The end of stranded power

But an under-discussed effect of the AI boom could also be a new use for stranded electricity. Metal smelting is energy intensive, with aluminium particularly dependent on cheap electricity. This has historically meant that aluminium production has moved to jurisdictions with low electricity prices, particularly those remote areas where transmission is difficult. The classic case of this is Iceland, which used aluminium smelting as a way to effectively export its abundant geothermal electricity to the rest of the world. The same pattern has been seen in Norway, Saudi Arabia, Bahrain, and remote regions of Russia with access to hydroelectric power.

In recent decades, the global aluminium market has become ever more dependent on supply from China, supported by industrial policy and underpinned by cheap electricity from coal power, as well as hydroelectric power in the southwest of the country.
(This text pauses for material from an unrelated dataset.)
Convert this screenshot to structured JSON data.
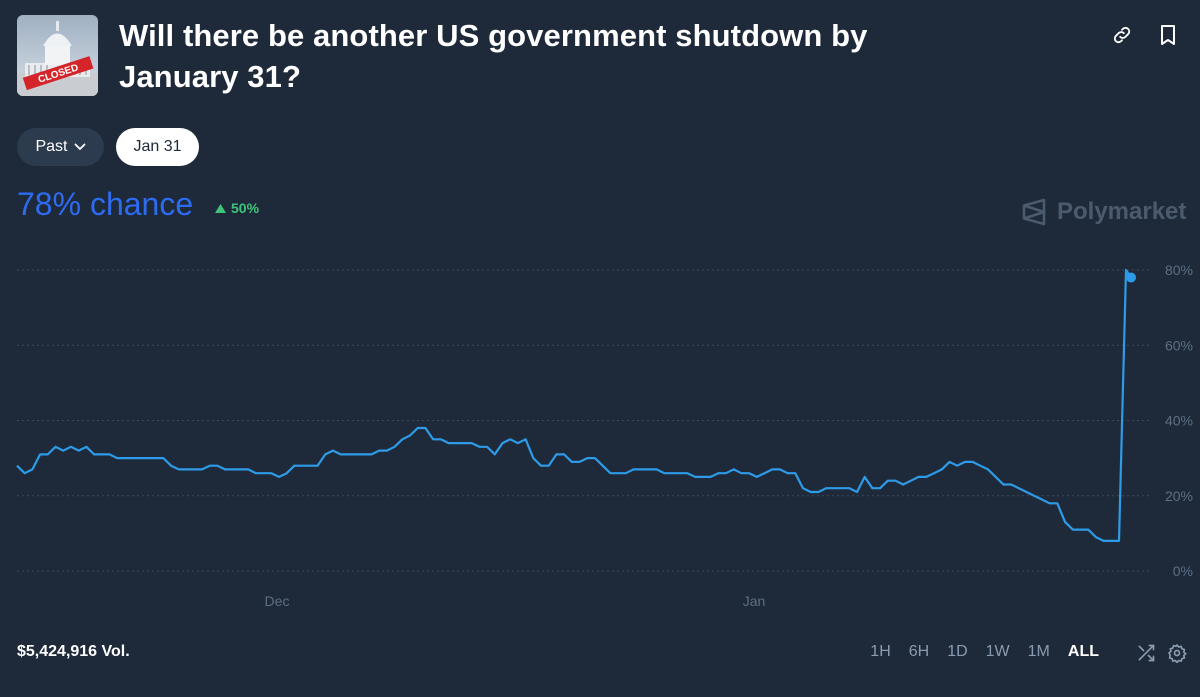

Demand for datacentres fundamentally shifts this dynamic. High speed fibre optic cables can link a datacentre in a remote region of the world with cheap electricity, allowing it to export data rather power. If AI demand continues to rise, stranded power could be a thing of the past, pushing up electricity prices in remote locations around the world, potentially slashing margins for a host of aluminium producers, even as demand for the metal increases.

A boon for miners?

There is a final wrinkle in the AI demand puzzle: it's potential effect on supply.

As Dutch bank ING wrote early this year, artificial intelligence could help feed booming critical mineral demand.

"AI could aid the mining industry in the search for new deposits at a time when governments around the world are looking to secure supplies of critical raw materials that are essential in the green energy shift," ING said.

"Technologies like AI, machine learning and data analytics could be used in the discovery and extraction processes to help meet the increasing demand for the metal," ING said. "That is if investment in the sector grows and mining companies are willing to embrace new technology."

Flighty capital

While the prospect of increased mineral demand, even as AI helps increase discoveries and shave processing margins, might seem like unmitigated good news for miners, a degree of caution is necessary.

The story of the old Britishvolt site in Northumbria should remind investors that capital is flighty. A huge buildout of datacentres will also need capital, draining funding away from a mining industry that is desperately in need of it.

 Repeated cycles have shown that mining is a Cinderella industry, often having to make do with whatever capital is left over after the tech sector has had its fill.

The new energy boom of recent years has shown that ultra-bullish mineral demand projections are not enough to get more mines built.